First, we need to calculate the number of moles of HCl present in 250.0mL (0.2500L) of 0.100M HCl using the formula:
moles = volume (L) x concentration (M)
moles of HCl = 0.2500L x 0.100M = 0.0250 moles of HCl
Since the mole ratio is 1:2 (Ca(OH)2:HCl), we need twice the number of moles of Ca(OH)2 to neutralize the given amount of HCl.
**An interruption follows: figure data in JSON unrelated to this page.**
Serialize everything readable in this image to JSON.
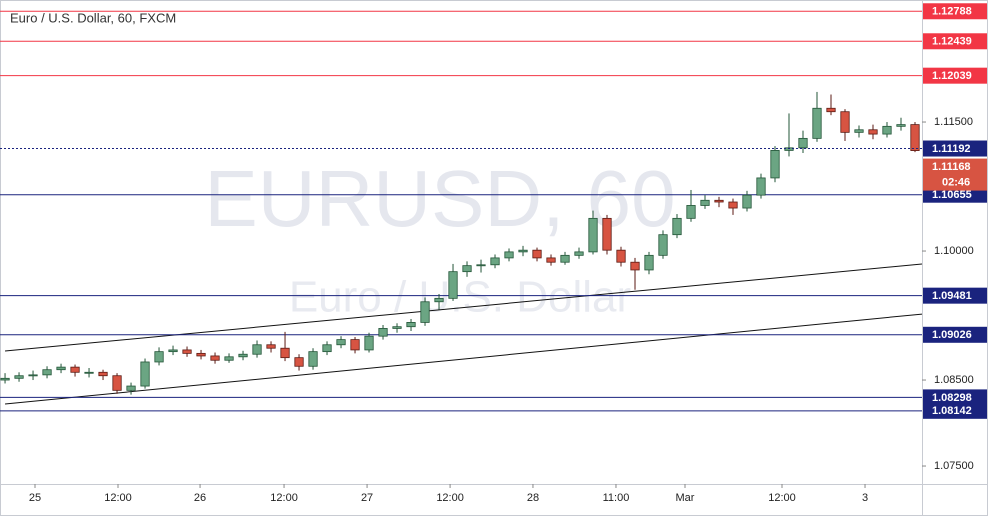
{
  "chart_data": {
    "type": "candlestick",
    "title": "Euro / U.S. Dollar, 60, FXCM",
    "watermark": "EURUSD, 60",
    "watermark_sub": "Euro / U.S. Dollar",
    "up_color": "#6ba583",
    "down_color": "#d75442",
    "up_border": "#225437",
    "down_border": "#5b1a13",
    "xlim": [
      -0.36,
      65.5
    ],
    "ylim": [
      1.07291,
      1.12919
    ],
    "yticks": [
      {
        "value": 1.075,
        "label": "1.07500"
      },
      {
        "value": 1.085,
        "label": "1.08500"
      },
      {
        "value": 1.1,
        "label": "1.10000"
      },
      {
        "value": 1.115,
        "label": "1.11500"
      }
    ],
    "xticks": [
      {
        "value": 2.14,
        "label": "25"
      },
      {
        "value": 8.07,
        "label": "12:00"
      },
      {
        "value": 13.93,
        "label": "26"
      },
      {
        "value": 19.93,
        "label": "12:00"
      },
      {
        "value": 25.86,
        "label": "27"
      },
      {
        "value": 31.79,
        "label": "12:00"
      },
      {
        "value": 37.71,
        "label": "28"
      },
      {
        "value": 43.64,
        "label": "11:00"
      },
      {
        "value": 48.57,
        "label": "Mar"
      },
      {
        "value": 55.5,
        "label": "12:00"
      },
      {
        "value": 61.43,
        "label": "3"
      }
    ],
    "levels": [
      {
        "value": 1.12788,
        "color": "#f23645"
      },
      {
        "value": 1.12439,
        "color": "#f23645"
      },
      {
        "value": 1.12039,
        "color": "#f23645"
      },
      {
        "value": 1.10655,
        "color": "#1a237e"
      },
      {
        "value": 1.09481,
        "color": "#1a237e"
      },
      {
        "value": 1.09026,
        "color": "#1a237e"
      },
      {
        "value": 1.08298,
        "color": "#1a237e"
      },
      {
        "value": 1.08142,
        "color": "#1a237e"
      }
    ],
    "price_line": {
      "value": 1.11192,
      "color": "#1a237e"
    },
    "countdown": "02:46",
    "trendlines": [
      {
        "x": [
          0,
          65.5
        ],
        "y": [
          1.08837,
          1.09849
        ]
      },
      {
        "x": [
          0,
          65.5
        ],
        "y": [
          1.08221,
          1.09267
        ]
      }
    ],
    "ohlc": [
      [
        1.085,
        1.0858,
        1.0846,
        1.0852
      ],
      [
        1.0852,
        1.0859,
        1.0848,
        1.0855
      ],
      [
        1.0855,
        1.0861,
        1.085,
        1.0856
      ],
      [
        1.0856,
        1.0866,
        1.0852,
        1.0862
      ],
      [
        1.0862,
        1.0869,
        1.0858,
        1.0865
      ],
      [
        1.0865,
        1.0868,
        1.0854,
        1.0859
      ],
      [
        1.0859,
        1.0864,
        1.0853,
        1.0859
      ],
      [
        1.0859,
        1.0862,
        1.085,
        1.0855
      ],
      [
        1.0855,
        1.0858,
        1.0834,
        1.0838
      ],
      [
        1.0838,
        1.0847,
        1.0833,
        1.0843
      ],
      [
        1.0843,
        1.0875,
        1.084,
        1.0871
      ],
      [
        1.0871,
        1.0888,
        1.0867,
        1.0883
      ],
      [
        1.0883,
        1.089,
        1.0879,
        1.0885
      ],
      [
        1.0885,
        1.0889,
        1.0877,
        1.0881
      ],
      [
        1.0881,
        1.0885,
        1.0874,
        1.0878
      ],
      [
        1.0878,
        1.0882,
        1.0869,
        1.0873
      ],
      [
        1.0873,
        1.0881,
        1.087,
        1.0877
      ],
      [
        1.0877,
        1.0884,
        1.0873,
        1.088
      ],
      [
        1.088,
        1.0896,
        1.0876,
        1.0891
      ],
      [
        1.0891,
        1.0895,
        1.0882,
        1.0887
      ],
      [
        1.0887,
        1.0906,
        1.0872,
        1.0876
      ],
      [
        1.0876,
        1.088,
        1.0861,
        1.0866
      ],
      [
        1.0866,
        1.0887,
        1.0862,
        1.0883
      ],
      [
        1.0883,
        1.0895,
        1.0879,
        1.0891
      ],
      [
        1.0891,
        1.0901,
        1.0887,
        1.0897
      ],
      [
        1.0897,
        1.09,
        1.0881,
        1.0885
      ],
      [
        1.0885,
        1.0905,
        1.0882,
        1.0901
      ],
      [
        1.0901,
        1.0914,
        1.0897,
        1.091
      ],
      [
        1.091,
        1.0916,
        1.0905,
        1.0912
      ],
      [
        1.0912,
        1.0921,
        1.0907,
        1.0917
      ],
      [
        1.0917,
        1.0946,
        1.0913,
        1.0941
      ],
      [
        1.0941,
        1.095,
        1.0932,
        1.0945
      ],
      [
        1.0945,
        1.0985,
        1.0942,
        1.0976
      ],
      [
        1.0976,
        1.0988,
        1.097,
        1.0983
      ],
      [
        1.0983,
        1.099,
        1.0975,
        1.0984
      ],
      [
        1.0984,
        1.0996,
        1.098,
        1.0992
      ],
      [
        1.0992,
        1.1003,
        1.0988,
        1.0999
      ],
      [
        1.0999,
        1.1006,
        1.0994,
        1.1001
      ],
      [
        1.1001,
        1.1004,
        1.0988,
        1.0992
      ],
      [
        1.0992,
        1.0996,
        1.0983,
        1.0987
      ],
      [
        1.0987,
        1.0999,
        1.0984,
        1.0995
      ],
      [
        1.0995,
        1.1004,
        1.0991,
        1.0999
      ],
      [
        1.0999,
        1.1047,
        1.0996,
        1.1038
      ],
      [
        1.1038,
        1.1042,
        1.0996,
        1.1001
      ],
      [
        1.1001,
        1.1005,
        1.0982,
        1.0987
      ],
      [
        1.0987,
        1.0992,
        1.0955,
        1.0978
      ],
      [
        1.0978,
        1.0999,
        1.0973,
        1.0995
      ],
      [
        1.0995,
        1.1024,
        1.0991,
        1.1019
      ],
      [
        1.1019,
        1.1043,
        1.1015,
        1.1038
      ],
      [
        1.1038,
        1.1071,
        1.1034,
        1.1053
      ],
      [
        1.1053,
        1.1065,
        1.1049,
        1.1059
      ],
      [
        1.1059,
        1.1063,
        1.1051,
        1.1057
      ],
      [
        1.1057,
        1.1061,
        1.1042,
        1.105
      ],
      [
        1.105,
        1.107,
        1.1046,
        1.1065
      ],
      [
        1.1065,
        1.109,
        1.1061,
        1.1085
      ],
      [
        1.1085,
        1.1122,
        1.108,
        1.1117
      ],
      [
        1.1117,
        1.116,
        1.111,
        1.112
      ],
      [
        1.112,
        1.114,
        1.1114,
        1.1131
      ],
      [
        1.1131,
        1.1185,
        1.1127,
        1.1166
      ],
      [
        1.1166,
        1.1182,
        1.1158,
        1.1162
      ],
      [
        1.1162,
        1.1165,
        1.1128,
        1.1138
      ],
      [
        1.1138,
        1.1146,
        1.1132,
        1.1141
      ],
      [
        1.1141,
        1.1147,
        1.113,
        1.1136
      ],
      [
        1.1136,
        1.115,
        1.1132,
        1.1145
      ],
      [
        1.1145,
        1.1155,
        1.114,
        1.1147
      ],
      [
        1.1147,
        1.115,
        1.1115,
        1.11168
      ]
    ]
  }
}
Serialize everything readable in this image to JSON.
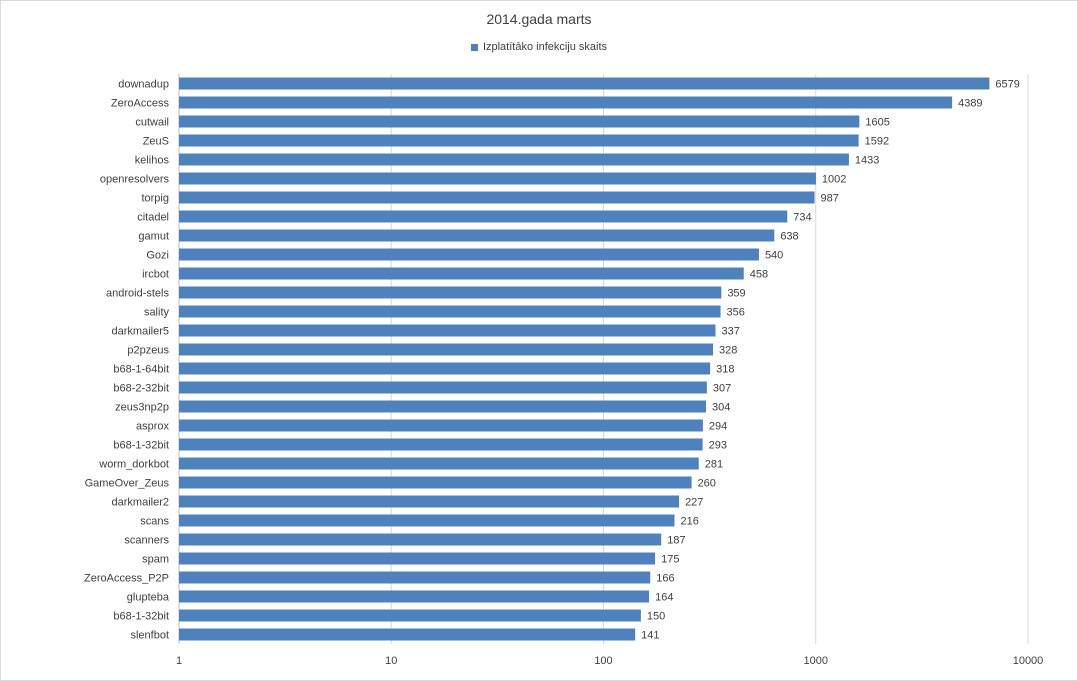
{
  "chart_data": {
    "type": "bar",
    "orientation": "horizontal",
    "title": "2014.gada marts",
    "xscale": "log",
    "xlim": [
      1,
      10000
    ],
    "xticks": [
      "1",
      "10",
      "100",
      "1000",
      "10000"
    ],
    "legend": "top-center",
    "grid": true,
    "bar_color": "#4f81bd",
    "series": [
      {
        "name": "Izplatītāko infekciju skaits"
      }
    ],
    "categories": [
      "downadup",
      "ZeroAccess",
      "cutwail",
      "ZeuS",
      "kelihos",
      "openresolvers",
      "torpig",
      "citadel",
      "gamut",
      "Gozi",
      "ircbot",
      "android-stels",
      "sality",
      "darkmailer5",
      "p2pzeus",
      "b68-1-64bit",
      "b68-2-32bit",
      "zeus3np2p",
      "asprox",
      "b68-1-32bit",
      "worm_dorkbot",
      "GameOver_Zeus",
      "darkmailer2",
      "scans",
      "scanners",
      "spam",
      "ZeroAccess_P2P",
      "glupteba",
      "b68-1-32bit",
      "slenfbot"
    ],
    "values": [
      6579,
      4389,
      1605,
      1592,
      1433,
      1002,
      987,
      734,
      638,
      540,
      458,
      359,
      356,
      337,
      328,
      318,
      307,
      304,
      294,
      293,
      281,
      260,
      227,
      216,
      187,
      175,
      166,
      164,
      150,
      141
    ]
  }
}
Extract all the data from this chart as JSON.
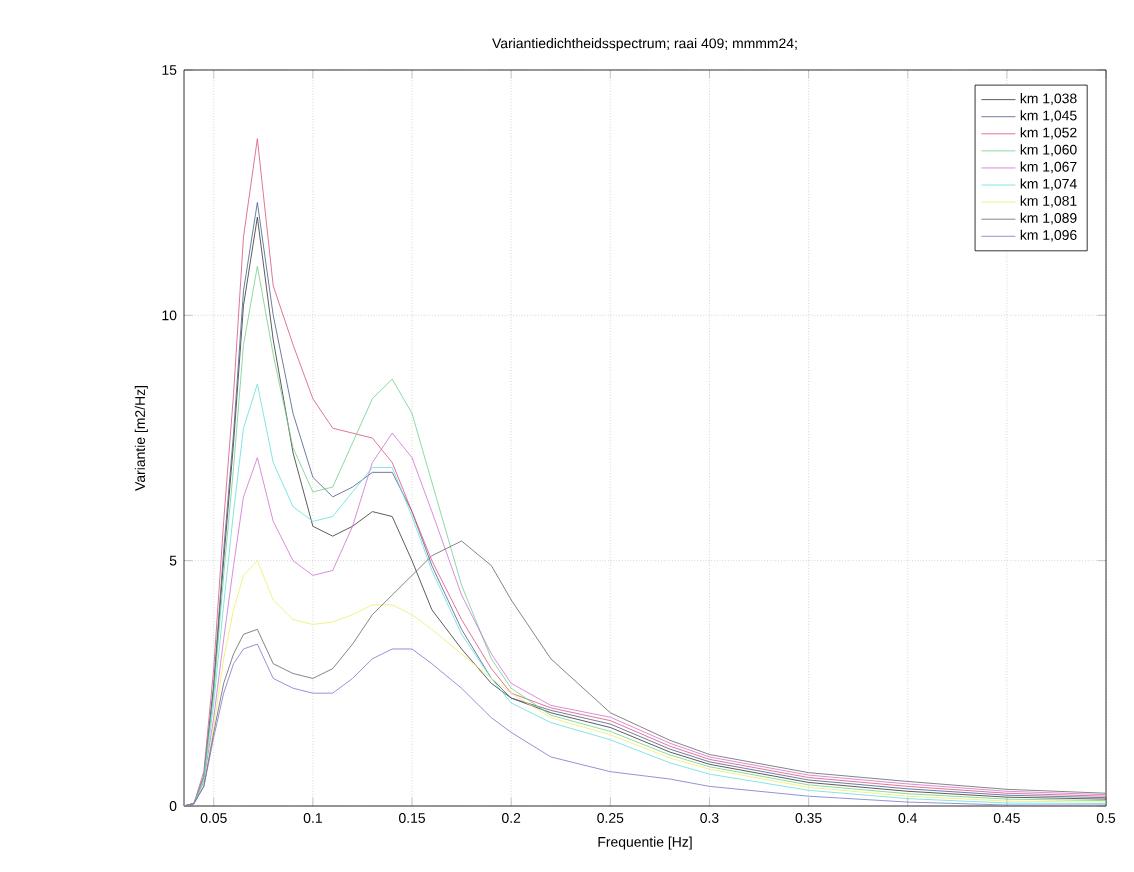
{
  "chart_data": {
    "type": "line",
    "title": "Variantiedichtheidsspectrum; raai 409; mmmm24;",
    "xlabel": "Frequentie [Hz]",
    "ylabel": "Variantie [m2/Hz]",
    "x": [
      0.035,
      0.04,
      0.045,
      0.05,
      0.055,
      0.06,
      0.065,
      0.072,
      0.08,
      0.09,
      0.1,
      0.11,
      0.12,
      0.13,
      0.14,
      0.15,
      0.16,
      0.175,
      0.19,
      0.2,
      0.22,
      0.25,
      0.28,
      0.3,
      0.35,
      0.4,
      0.45,
      0.5
    ],
    "series": [
      {
        "name": "km 1,038",
        "color": "#333333",
        "values": [
          0,
          0.05,
          0.6,
          2.4,
          5.0,
          7.4,
          10.2,
          12.0,
          9.5,
          7.2,
          5.7,
          5.5,
          5.7,
          6.0,
          5.9,
          5.0,
          4.0,
          3.2,
          2.5,
          2.2,
          1.9,
          1.6,
          1.1,
          0.85,
          0.48,
          0.3,
          0.18,
          0.14
        ]
      },
      {
        "name": "km 1,045",
        "color": "#4a5a8a",
        "values": [
          0,
          0.05,
          0.6,
          2.5,
          5.2,
          7.6,
          10.5,
          12.3,
          10.0,
          8.0,
          6.7,
          6.3,
          6.5,
          6.8,
          6.8,
          6.0,
          4.9,
          3.6,
          2.6,
          2.2,
          1.95,
          1.67,
          1.16,
          0.9,
          0.53,
          0.35,
          0.22,
          0.17
        ]
      },
      {
        "name": "km 1,052",
        "color": "#d9537a",
        "values": [
          0,
          0.05,
          0.7,
          2.8,
          5.8,
          8.4,
          11.6,
          13.6,
          10.6,
          9.4,
          8.3,
          7.7,
          7.6,
          7.5,
          7.0,
          6.0,
          5.0,
          3.8,
          2.8,
          2.3,
          2.0,
          1.74,
          1.22,
          0.95,
          0.58,
          0.4,
          0.26,
          0.2
        ]
      },
      {
        "name": "km 1,060",
        "color": "#6fcf8a",
        "values": [
          0,
          0.05,
          0.6,
          2.3,
          4.7,
          6.9,
          9.4,
          11.0,
          9.2,
          7.3,
          6.4,
          6.5,
          7.4,
          8.3,
          8.7,
          8.0,
          6.6,
          4.5,
          3.0,
          2.4,
          1.85,
          1.52,
          1.04,
          0.8,
          0.43,
          0.25,
          0.14,
          0.11
        ]
      },
      {
        "name": "km 1,067",
        "color": "#d070d0",
        "values": [
          0,
          0.05,
          0.5,
          1.8,
          3.4,
          4.9,
          6.3,
          7.1,
          5.8,
          5.0,
          4.7,
          4.8,
          5.7,
          7.0,
          7.6,
          7.1,
          6.0,
          4.3,
          3.1,
          2.5,
          2.05,
          1.81,
          1.28,
          1.0,
          0.63,
          0.45,
          0.3,
          0.23
        ]
      },
      {
        "name": "km 1,074",
        "color": "#66dddd",
        "values": [
          0,
          0.05,
          0.5,
          2.1,
          4.1,
          6.0,
          7.7,
          8.6,
          7.0,
          6.1,
          5.8,
          5.9,
          6.4,
          6.9,
          6.9,
          5.9,
          4.8,
          3.5,
          2.6,
          2.1,
          1.7,
          1.35,
          0.88,
          0.65,
          0.32,
          0.15,
          0.06,
          0.05
        ]
      },
      {
        "name": "km 1,081",
        "color": "#eeee66",
        "values": [
          0,
          0.05,
          0.4,
          1.6,
          3.0,
          4.0,
          4.7,
          5.0,
          4.2,
          3.8,
          3.7,
          3.75,
          3.9,
          4.1,
          4.1,
          3.9,
          3.6,
          3.1,
          2.6,
          2.3,
          1.8,
          1.45,
          0.98,
          0.75,
          0.38,
          0.2,
          0.1,
          0.08
        ]
      },
      {
        "name": "km 1,089",
        "color": "#666666",
        "values": [
          0,
          0.05,
          0.4,
          1.5,
          2.5,
          3.1,
          3.5,
          3.6,
          2.9,
          2.7,
          2.6,
          2.8,
          3.3,
          3.9,
          4.3,
          4.7,
          5.1,
          5.4,
          4.9,
          4.2,
          3.0,
          1.9,
          1.34,
          1.05,
          0.68,
          0.5,
          0.34,
          0.26
        ]
      },
      {
        "name": "km 1,096",
        "color": "#7777cc",
        "values": [
          0,
          0.05,
          0.4,
          1.4,
          2.3,
          2.9,
          3.2,
          3.3,
          2.6,
          2.4,
          2.3,
          2.3,
          2.6,
          3.0,
          3.2,
          3.2,
          2.9,
          2.4,
          1.8,
          1.5,
          1.0,
          0.7,
          0.55,
          0.4,
          0.2,
          0.08,
          0.02,
          0.02
        ]
      }
    ],
    "xlim": [
      0.035,
      0.5
    ],
    "ylim": [
      0,
      15
    ],
    "xticks": [
      0.05,
      0.1,
      0.15,
      0.2,
      0.25,
      0.3,
      0.35,
      0.4,
      0.45,
      0.5
    ],
    "yticks": [
      0,
      5,
      10,
      15
    ],
    "grid": true,
    "legend": "top right",
    "marker": "none",
    "line_style": "solid"
  }
}
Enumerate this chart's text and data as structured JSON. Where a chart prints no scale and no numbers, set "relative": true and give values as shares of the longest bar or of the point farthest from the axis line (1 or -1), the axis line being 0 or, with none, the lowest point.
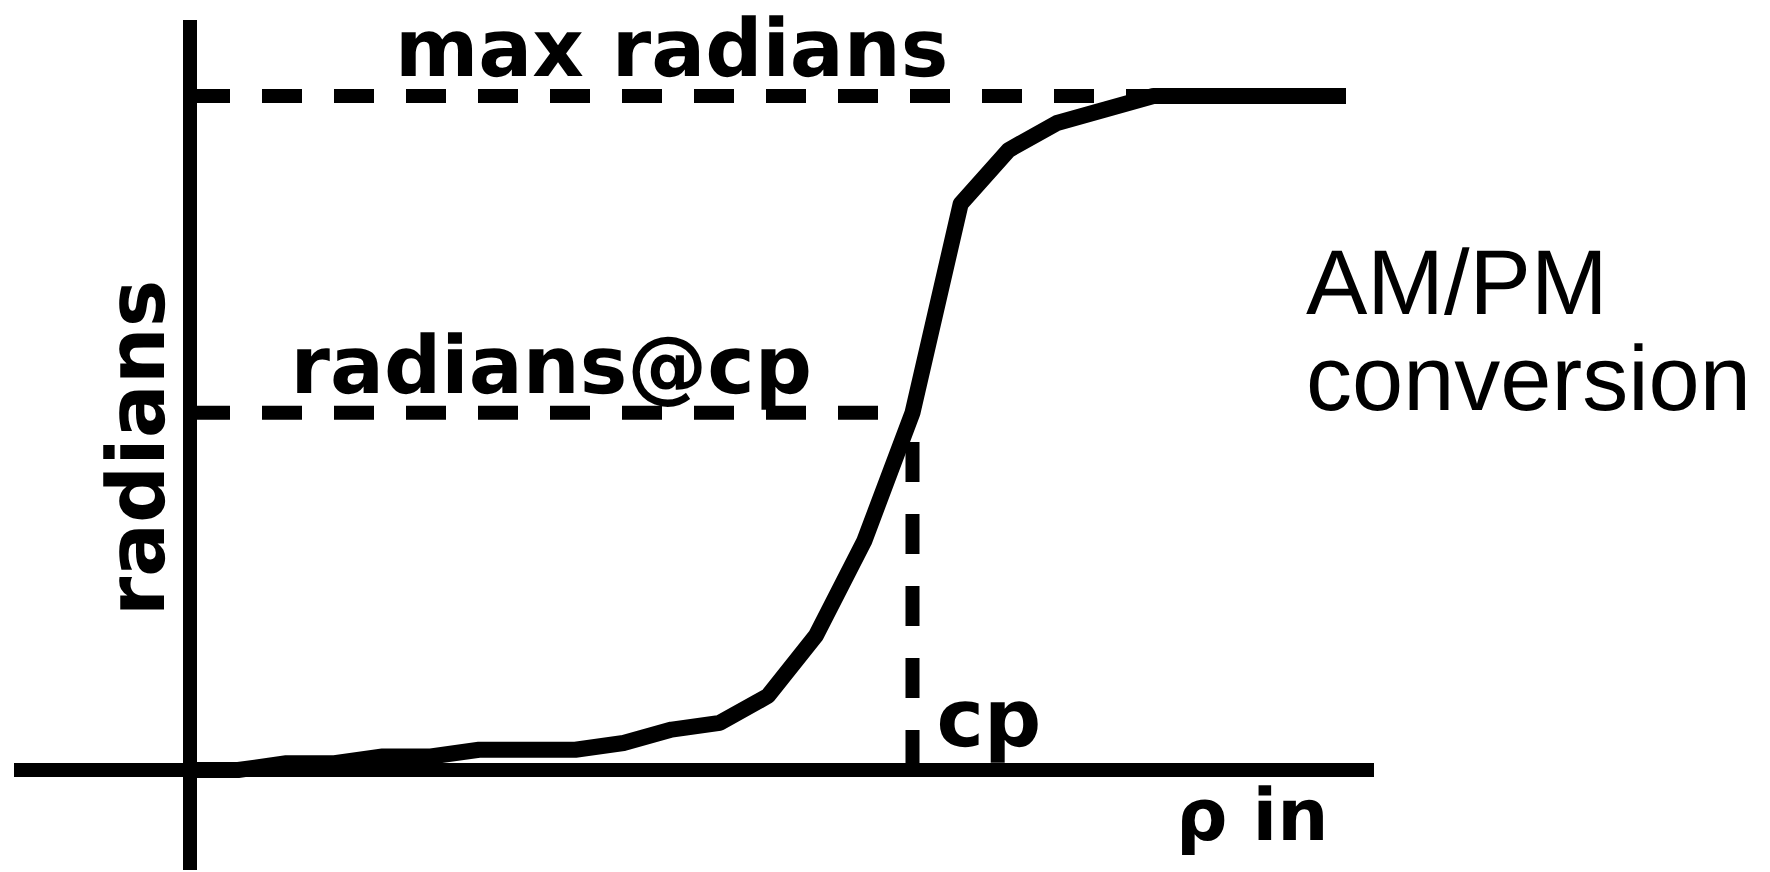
{
  "chart_data": {
    "type": "line",
    "title": "AM/PM conversion",
    "xlabel": "ρ in",
    "ylabel": "radians",
    "relative": true,
    "categories": [
      null,
      null,
      null,
      null,
      null,
      null,
      null,
      null,
      null,
      null,
      null,
      null,
      null,
      null,
      null,
      null,
      null,
      null,
      null,
      null,
      null,
      null,
      null,
      null,
      null
    ],
    "series": [
      {
        "color": "#000000",
        "values": [
          0,
          0,
          0.01,
          0.01,
          0.02,
          0.02,
          0.03,
          0.03,
          0.03,
          0.04,
          0.06,
          0.07,
          0.11,
          0.2,
          0.34,
          0.53,
          0.84,
          0.92,
          0.96,
          0.98,
          1,
          1,
          1,
          1,
          1
        ]
      }
    ],
    "ref_lines": [
      {
        "axis": "y",
        "value": 1,
        "label": "max radians",
        "color": "#000000",
        "line_style": "dashed"
      },
      {
        "axis": "y",
        "value": 0.53,
        "label": "radians@cp",
        "color": "#000000",
        "line_style": "dashed"
      }
    ],
    "annotations": [
      "cp"
    ]
  }
}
moles of Ca(OH)2 = 2 x 0.0250 moles of HCl = 0.0500 moles of Ca(OH)2
Now, with the number of moles of Ca(OH)2, we can calculate the volume of 1.00M Ca(OH)2 required using the formula:
volume (L) = moles / concentration (M)
volume = 0.0500 moles / 1.00M = 0.050 L
However, the volume is usually expressed in milliliters (mL), so we need to convert it back:
volume = 0.050 L x 1000 mL/1 L = 50.0 mL
Therefore, to neutralize 250.0mL of 0.100M HCl, you will need 50.0mL of 1.00M Ca(OH)2.